Crónica

Não comprei um único CD para me reconciliar com o Elvis

"Porquê chamar rei do rock a um tipo cujo som mais pesado punha qualquer avozinha a dançar?" Crónica de Rui Gustavo, editor de sociedade do Expresso, que não tem um único CD de Elvis, mas com o qual se reconciliou. "Se o deus David Lynch gostava de Elvis, quem era eu para dizer o contrário?"

Texto Rui Gustavo


O meu problema com o Elvis começou com a imagem. Nunca gostei das patilhas, nem da poupa e muito menos da pélvis. Os filmes eram maus. E a fase gorda, com os óculos escuros e a capa meio Batman, meio zorro era só ridícula. Mais nada. E porquê chamar rei do rock a um tipo que tocava baladas melosas em casinos e o som mais pesado que produzia punha qualquer avozinha a dançar?

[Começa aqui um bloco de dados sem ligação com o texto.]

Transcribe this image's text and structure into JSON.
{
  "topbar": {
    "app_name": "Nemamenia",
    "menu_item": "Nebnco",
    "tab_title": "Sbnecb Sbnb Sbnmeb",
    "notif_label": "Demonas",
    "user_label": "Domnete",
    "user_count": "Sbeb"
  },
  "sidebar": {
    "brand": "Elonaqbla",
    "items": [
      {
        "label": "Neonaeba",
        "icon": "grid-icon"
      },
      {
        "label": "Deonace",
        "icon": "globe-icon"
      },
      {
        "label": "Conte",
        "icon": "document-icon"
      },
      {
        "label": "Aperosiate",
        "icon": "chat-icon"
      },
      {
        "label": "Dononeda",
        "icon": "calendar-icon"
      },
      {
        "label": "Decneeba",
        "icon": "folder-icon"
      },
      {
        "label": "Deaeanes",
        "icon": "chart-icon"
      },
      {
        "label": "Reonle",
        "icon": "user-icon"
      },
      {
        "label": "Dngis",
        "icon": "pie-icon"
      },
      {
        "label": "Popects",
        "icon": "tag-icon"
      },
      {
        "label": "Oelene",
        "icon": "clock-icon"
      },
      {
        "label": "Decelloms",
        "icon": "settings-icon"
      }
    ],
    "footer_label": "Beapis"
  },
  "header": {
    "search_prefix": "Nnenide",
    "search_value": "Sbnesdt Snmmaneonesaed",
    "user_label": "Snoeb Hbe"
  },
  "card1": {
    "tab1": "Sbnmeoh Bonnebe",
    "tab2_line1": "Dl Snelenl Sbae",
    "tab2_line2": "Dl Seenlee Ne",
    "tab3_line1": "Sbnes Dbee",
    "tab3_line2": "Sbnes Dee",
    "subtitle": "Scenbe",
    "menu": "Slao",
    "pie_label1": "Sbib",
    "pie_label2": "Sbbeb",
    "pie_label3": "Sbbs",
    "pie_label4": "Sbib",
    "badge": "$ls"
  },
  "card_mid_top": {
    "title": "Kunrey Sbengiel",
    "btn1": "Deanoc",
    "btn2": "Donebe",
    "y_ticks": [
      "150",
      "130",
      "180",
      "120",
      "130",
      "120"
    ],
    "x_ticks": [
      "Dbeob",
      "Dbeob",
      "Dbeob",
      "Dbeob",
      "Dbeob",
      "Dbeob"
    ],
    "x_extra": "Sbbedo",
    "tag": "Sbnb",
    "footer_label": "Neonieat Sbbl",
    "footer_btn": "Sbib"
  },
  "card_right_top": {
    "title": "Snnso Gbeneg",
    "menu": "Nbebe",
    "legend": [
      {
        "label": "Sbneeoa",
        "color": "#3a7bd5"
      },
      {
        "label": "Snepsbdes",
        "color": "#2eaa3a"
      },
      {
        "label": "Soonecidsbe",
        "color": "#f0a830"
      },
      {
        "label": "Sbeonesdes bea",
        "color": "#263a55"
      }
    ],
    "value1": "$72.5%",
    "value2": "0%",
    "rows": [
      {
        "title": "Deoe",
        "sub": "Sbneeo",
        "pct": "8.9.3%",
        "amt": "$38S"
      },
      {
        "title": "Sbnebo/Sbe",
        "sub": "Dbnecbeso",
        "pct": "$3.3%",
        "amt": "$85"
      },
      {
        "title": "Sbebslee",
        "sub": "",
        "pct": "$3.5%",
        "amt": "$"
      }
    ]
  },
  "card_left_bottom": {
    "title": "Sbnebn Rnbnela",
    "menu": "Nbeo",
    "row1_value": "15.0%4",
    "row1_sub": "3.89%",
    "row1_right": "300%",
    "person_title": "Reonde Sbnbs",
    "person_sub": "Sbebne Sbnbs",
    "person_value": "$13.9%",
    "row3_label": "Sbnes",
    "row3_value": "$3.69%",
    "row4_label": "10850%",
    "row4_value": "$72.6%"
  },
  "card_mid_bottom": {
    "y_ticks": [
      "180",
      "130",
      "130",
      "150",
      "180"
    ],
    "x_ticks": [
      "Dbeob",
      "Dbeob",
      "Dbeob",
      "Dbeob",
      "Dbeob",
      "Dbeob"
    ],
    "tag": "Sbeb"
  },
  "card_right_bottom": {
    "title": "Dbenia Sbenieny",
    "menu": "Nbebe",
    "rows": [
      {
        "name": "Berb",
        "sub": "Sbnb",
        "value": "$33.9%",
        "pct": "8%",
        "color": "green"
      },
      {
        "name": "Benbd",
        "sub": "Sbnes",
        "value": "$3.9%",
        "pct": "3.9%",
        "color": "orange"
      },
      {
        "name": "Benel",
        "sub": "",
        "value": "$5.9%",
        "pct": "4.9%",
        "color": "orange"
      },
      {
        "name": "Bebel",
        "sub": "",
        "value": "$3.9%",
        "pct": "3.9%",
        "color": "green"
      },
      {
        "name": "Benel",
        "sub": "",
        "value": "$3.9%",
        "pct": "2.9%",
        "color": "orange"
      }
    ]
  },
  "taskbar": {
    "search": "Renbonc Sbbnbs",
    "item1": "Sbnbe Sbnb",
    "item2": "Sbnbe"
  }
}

Qualquer comparação com os Beatles ou os Rolling Stones só tornava a decisão de não gostar de Elvis mais definitiva. Por isso, na altura em que comecei a comprar os primeiros discos, nem um era do Elvis. Nem sequer um best of. É verdade que o tipo tinha uma boa voz, mas o Marco Paulo também e o máximo que tive foi um single do tema Joana porque é o nome da minha irmã e dava para gozar um bocadinho com ela.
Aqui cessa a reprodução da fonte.